Because interrupt vectoring can only occur between instructions, the longest opcode plus calling time is the worst-case latency. On the 8051s evaluated for this article, DIV AB is the longest instruction, so the worst case "latency until vector" will be DIV AB plus the implicit vectoring LCALL. The 8051 core inserts the LCALL instruction to force execution to change to the interrupt vector routine. Using this example, the UHSM is 5.5 times faster than a 12-clock 8051, and 2.7 times faster than a 6-clock 8051. See Table 3.
We will use a simple interrupt service routine to compare the UHSM against the original 8051s for "latency until return." The execution time is the amount of time it takes between the first interrupt vector instruction until the RETI is complete. In this example, the UHSM is 7.2 times faster than a 12-clock 8051, and 3.6 times faster than a 6-clock 8051. See Table 4.

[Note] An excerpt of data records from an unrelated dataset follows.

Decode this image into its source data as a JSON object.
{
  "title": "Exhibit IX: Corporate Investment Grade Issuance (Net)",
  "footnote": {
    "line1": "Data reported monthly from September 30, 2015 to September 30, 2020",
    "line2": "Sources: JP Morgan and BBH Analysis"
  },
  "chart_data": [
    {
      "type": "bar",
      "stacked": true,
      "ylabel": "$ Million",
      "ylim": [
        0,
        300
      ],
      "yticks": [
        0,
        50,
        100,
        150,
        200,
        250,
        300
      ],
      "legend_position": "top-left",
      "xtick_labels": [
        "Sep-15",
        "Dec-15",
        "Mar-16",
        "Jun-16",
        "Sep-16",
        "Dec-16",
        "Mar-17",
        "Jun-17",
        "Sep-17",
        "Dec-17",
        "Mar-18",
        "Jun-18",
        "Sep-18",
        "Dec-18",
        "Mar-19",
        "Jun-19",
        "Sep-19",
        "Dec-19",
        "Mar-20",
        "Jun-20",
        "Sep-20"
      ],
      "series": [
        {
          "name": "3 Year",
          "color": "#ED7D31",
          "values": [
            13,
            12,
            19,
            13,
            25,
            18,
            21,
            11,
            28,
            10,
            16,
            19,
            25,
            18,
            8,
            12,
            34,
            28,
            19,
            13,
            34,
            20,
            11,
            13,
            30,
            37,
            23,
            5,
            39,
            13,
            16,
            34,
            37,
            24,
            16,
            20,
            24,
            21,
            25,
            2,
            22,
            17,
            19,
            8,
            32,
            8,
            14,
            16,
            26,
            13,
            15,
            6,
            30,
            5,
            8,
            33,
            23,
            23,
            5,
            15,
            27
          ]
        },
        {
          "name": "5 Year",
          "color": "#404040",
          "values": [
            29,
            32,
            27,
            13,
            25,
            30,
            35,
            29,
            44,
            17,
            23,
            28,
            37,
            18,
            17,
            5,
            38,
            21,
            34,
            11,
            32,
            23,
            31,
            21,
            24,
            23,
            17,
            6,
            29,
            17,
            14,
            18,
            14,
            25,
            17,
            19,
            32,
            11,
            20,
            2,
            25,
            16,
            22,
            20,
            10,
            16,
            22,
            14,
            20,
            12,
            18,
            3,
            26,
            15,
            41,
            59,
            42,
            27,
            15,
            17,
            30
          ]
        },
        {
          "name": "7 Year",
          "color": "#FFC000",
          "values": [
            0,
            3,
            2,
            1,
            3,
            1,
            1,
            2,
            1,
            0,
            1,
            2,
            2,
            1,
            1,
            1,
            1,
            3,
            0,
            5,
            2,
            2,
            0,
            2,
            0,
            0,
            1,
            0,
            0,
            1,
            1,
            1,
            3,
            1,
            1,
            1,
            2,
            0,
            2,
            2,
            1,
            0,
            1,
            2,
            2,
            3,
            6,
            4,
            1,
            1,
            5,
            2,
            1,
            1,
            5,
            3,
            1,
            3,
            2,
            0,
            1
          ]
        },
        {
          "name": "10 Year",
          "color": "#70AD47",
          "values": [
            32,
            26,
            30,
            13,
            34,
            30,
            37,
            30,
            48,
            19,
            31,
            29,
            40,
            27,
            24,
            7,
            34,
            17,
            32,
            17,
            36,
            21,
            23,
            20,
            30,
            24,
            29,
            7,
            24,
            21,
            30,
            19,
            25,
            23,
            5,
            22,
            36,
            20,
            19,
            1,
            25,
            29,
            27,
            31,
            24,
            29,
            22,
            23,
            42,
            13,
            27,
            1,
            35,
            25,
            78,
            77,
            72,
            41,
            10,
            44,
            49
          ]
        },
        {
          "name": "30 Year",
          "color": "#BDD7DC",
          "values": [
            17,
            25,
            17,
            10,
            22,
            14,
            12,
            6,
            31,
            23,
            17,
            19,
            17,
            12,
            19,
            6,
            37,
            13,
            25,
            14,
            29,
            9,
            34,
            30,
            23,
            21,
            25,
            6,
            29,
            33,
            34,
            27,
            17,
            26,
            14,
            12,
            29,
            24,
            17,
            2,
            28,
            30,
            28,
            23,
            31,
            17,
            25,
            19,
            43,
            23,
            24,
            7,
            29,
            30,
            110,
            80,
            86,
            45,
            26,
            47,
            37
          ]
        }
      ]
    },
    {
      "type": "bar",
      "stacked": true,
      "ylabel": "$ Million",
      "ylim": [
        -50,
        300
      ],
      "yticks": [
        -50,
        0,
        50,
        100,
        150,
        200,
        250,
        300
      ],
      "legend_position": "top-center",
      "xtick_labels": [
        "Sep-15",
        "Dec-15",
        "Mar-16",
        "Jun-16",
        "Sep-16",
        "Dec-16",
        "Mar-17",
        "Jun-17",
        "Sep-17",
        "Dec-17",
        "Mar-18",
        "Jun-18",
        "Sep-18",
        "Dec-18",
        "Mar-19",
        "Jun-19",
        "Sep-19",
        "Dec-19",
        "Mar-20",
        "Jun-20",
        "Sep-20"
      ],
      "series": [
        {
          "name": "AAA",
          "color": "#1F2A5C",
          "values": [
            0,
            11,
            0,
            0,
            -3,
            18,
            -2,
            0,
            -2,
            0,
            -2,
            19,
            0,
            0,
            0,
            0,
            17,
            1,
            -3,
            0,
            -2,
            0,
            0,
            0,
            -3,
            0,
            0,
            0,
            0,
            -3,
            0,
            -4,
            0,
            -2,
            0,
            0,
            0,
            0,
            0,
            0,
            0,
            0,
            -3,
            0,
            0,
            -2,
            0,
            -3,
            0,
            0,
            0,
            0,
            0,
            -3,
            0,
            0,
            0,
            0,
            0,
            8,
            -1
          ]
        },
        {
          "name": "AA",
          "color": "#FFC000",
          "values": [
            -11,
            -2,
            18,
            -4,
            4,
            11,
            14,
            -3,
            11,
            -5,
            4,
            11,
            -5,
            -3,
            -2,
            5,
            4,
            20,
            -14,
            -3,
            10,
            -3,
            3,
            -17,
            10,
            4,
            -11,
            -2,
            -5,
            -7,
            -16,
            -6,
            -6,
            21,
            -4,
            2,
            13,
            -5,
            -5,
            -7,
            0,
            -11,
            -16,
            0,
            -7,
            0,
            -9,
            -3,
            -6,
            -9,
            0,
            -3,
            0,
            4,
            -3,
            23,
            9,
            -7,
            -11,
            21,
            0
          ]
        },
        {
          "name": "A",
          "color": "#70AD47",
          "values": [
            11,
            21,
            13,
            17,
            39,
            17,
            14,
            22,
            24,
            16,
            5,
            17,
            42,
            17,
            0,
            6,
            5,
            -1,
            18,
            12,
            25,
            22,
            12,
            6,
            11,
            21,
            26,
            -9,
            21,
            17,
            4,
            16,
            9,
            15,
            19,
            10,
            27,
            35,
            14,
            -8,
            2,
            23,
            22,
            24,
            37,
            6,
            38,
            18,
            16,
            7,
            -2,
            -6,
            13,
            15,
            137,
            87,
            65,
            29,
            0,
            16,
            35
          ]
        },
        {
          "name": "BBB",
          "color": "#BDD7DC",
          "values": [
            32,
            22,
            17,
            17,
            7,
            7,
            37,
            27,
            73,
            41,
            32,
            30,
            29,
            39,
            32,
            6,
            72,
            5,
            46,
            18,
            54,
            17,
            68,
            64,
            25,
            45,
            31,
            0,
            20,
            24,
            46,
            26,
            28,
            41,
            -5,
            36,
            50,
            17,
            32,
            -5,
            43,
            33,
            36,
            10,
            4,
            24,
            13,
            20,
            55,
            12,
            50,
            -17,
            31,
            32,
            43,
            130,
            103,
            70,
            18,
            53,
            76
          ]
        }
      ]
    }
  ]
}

| Code | 12-Clock | 6-Clock | 1-Clock | 
| DIV AB | 48 | 24 | 10 | 
| Implied LCALL | 24 | 12 | 3 | 
| Total Clock Cycles | 72 | 36 | 13 | 
| Code | 12-Clock | 6-Clock | 1-Clock | 
| CPL P1.1 | 12 | 6 | 2 | 
| RETI | 24 | 12 | 3 | 
| Total Clock Cycles | 36 | 18 | 5 | 
C Example: SHA-1 Secure Hash
The use of security functions is prevalent in embedded systems, and the hash SHA-1 is a security function widely used today. The secure hash algorithm is easily coded in C. For this example, the Keil C compiler version 7.5 is used to build the implementation across each of the microcontrollers being compared. For all platforms, compiler options were selected to use dual datapointers, internal memory, Level 8 optimizations, and optimize for speed. All micros were run at 11.0592MHz. The UHSM is 11 times faster than the 12-clock 8051, and 5.5 times faster than the 6-clock 8051. Table 5 lists the results of one block SHA-1 runs.
| Code | 12-Clock | 6-Clock | 1-Clock | 
| SHA-1 Single Block (hashes/second) at 11.0592MHz | 3.19 | 6.41 | 35.59 | 
| SHA-1 Single Block (hashes/second) at 33MHz | 9.52 | 19.13 | 106.20 | 
Conclusion
Using an UHSM such as the DS89C4X0 series allows the designer to drop-in a replacement for an existing 8051 design, freshen an older design, or create a new design that an original 8051 would not be able to achieve. The UHSM allows flexibility of software and hardware, as it does not require a change of tools, source code, or hardware environment. Advanced features may be used as needed, and an immense boost in speed is achieved even without use of these features. The UHSM is the easiest upgrade path for 8051 microcontroller-based systems, and should be considered for new applications requiring processing power that standard 8051s cannot provide.